From the Daily Southtown:

Honest politician talks about political corruption

November 7, 2006
By Phil Kadner Daily Southtown columnist

On the eve of today's election I found myself thinking about incorruptible politicians.

Certainly, in the history of Illinois, there must have been one such person.

And then a name out of the past came to mind.

It turns out this fellow is associated with a story that has come to epitomize Chicago's patronage system.

As a young law student at the University of Chicago in the early 1950s, this man made his way over to the 8th Ward Democratic Headquarters on the city's South Side to volunteer his time.

"Who sent you?" the Democratic committeeman barked.

"Nobody," the young man replied.

"We don't want nobody, nobody sent," said the committeeman, adding that he didn't have any jobs available.

"I don't want a job," said the law school student.

"We don't want nobody who don't want a job," the committeeman replied.

Abner Mikva, the law school student, walked away from the Democratic machine that day. But he would eventually serve five terms in the state Legislature, five terms in the U.S. Congress and 16 years as a federal court judge, becoming chief of the U.S. Appellate Court for the District of Columbia, where he served with future Supreme Court Justices Clarence Thomas, Antonin Scalia and Ruth Bader Ginsburg.

He resigned his lifetime appointment to the bench in 1994 to become White House counsel to President Bill Clinton.

Today he is senior director and visiting professor at the Edwin Mendel Legal Aid Clinic at the University of Chicago.

A lifelong Democrat, Mikva earned a reputation for integrity and honesty that may be unsurpassed in Illinois politics.

So I figured he was a good guy to ask the following question: Is the political system corrupt, or do we elect corrupt people to public office?

"A little bit of both, I suspect," Mikva replied.

He said some people get into politics hoping to get rich, "plain old dollar bill corruption," Mikva called it.

Others end up corrupted by friends and colleagues seeking favors.

"Soon after I won my first election to the state Legislature, I received a call from a law school professor who wanted to know if I could take care of a parking ticket for him," Mikva recalled.

"I said, 'Sure, I can take care of it. I'll pay it for you, just the way I pay my own parking tickets.'

"The man said he didn't want me to do that, and that's the last I heard from him.

"But the public plays a role in encouraging corruption. If you don't want politicians to do favors for their friends, don't ask them for favors yourself.

"One of the other problems in Illinois is that we take a perverse pride in our history of corruption.

"We talk about Paul Powell (the former Illinois secretary of state) and his shoeboxes stuffed with cash and repeat stories about Chicago political corruption and end up glorifying the very corruption we claim to detest."

Mikva's story about the professor who wanted his ticket fixed reminded me of a story Gov. Rod Blagojevich recently shared.

He said after his election for governor, he could no longer make casual conversation with longtime friends about football or baseball because inevitably they would ask him for a political favor.

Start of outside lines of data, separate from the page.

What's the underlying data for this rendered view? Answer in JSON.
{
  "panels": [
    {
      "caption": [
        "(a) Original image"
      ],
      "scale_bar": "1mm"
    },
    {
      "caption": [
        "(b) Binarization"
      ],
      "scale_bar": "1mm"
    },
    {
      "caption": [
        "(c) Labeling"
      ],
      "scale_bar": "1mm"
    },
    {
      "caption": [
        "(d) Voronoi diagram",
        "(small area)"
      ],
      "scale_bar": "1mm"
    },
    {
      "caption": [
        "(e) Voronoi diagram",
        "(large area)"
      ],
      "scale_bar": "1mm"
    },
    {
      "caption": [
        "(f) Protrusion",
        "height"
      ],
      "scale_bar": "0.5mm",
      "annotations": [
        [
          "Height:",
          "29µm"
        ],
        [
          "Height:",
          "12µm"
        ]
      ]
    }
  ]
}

"I'm sure that's true," Mikva said. "The public wants honest government, but people do their share to corrupt their politicians.

"There are citizens who ask for favors and politicians who seek favors from their friends.

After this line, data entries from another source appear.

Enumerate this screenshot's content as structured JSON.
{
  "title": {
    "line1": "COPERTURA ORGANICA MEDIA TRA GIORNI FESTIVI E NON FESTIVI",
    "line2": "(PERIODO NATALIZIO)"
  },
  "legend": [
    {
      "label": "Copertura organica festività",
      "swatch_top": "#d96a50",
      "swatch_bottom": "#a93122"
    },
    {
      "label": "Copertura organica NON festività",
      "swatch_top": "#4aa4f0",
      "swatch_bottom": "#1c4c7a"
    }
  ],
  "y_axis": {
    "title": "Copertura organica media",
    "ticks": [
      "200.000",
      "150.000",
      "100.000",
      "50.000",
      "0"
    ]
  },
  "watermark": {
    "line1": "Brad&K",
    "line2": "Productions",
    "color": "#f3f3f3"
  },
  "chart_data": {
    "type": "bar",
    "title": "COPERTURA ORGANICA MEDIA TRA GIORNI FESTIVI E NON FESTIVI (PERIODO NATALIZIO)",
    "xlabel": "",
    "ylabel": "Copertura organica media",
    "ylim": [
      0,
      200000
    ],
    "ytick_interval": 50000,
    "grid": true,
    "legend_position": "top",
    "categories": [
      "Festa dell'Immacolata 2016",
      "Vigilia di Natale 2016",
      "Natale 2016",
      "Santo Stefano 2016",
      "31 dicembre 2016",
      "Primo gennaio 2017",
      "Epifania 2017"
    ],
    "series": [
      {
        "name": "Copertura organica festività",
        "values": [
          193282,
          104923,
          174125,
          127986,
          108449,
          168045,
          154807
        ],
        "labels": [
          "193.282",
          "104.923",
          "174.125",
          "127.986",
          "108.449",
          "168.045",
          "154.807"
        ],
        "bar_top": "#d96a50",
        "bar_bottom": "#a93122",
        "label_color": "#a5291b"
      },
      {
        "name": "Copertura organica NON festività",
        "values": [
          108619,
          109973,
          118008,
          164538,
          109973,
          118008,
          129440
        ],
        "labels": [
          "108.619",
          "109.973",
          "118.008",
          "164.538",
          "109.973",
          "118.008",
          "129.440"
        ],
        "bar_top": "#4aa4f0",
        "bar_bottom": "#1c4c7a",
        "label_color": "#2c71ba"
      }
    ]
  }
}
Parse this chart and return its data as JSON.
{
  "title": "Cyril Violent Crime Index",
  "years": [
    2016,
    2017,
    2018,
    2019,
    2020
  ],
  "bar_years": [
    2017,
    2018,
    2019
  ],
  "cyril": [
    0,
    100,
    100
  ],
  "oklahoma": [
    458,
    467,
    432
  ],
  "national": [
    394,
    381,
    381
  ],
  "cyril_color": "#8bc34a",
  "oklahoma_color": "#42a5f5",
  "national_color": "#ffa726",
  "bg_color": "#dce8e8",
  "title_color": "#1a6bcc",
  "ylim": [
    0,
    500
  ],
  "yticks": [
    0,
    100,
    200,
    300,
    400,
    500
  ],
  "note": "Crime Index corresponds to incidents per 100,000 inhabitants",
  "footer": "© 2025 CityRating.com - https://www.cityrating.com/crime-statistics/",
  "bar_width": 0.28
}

"As an elected official, I always believed that once someone did you a favor there would be a quid pro quo down the road."

Mikva said that voters also have a responsibility to "vote the bums out" whenever they believe politicians are behaving unethically.

I replied that many voters thought they were doing that when Rod Blagojevich ran as a reform candidate for governor four years ago.

"I must confess I'm not happy with the governor's reform record," Mikva said, quickly adding that he would vote to re-elect him today.

"I'm a Democrat, and I weigh his ethics record against all the good things he's done as governor and vote for him," Mikva said.

"But in general, other than Illinois Attorney General Lisa Madigan, we haven't seen anyone in state government elevate the issue of ethics in a way that has caught the attention of the Illinois electorate."

So what's a citizen to do in the current climate of corruption?

"I think it's important for voters to throw the bums out of office," Mikva said. "That's their civic duty.

"Back in 1974, there was a similar climate of political corruption, and that's what happened. An entirely new class of congressmen were sent to Washington to clean things up.

"These things are cyclical in American history. The government survives them."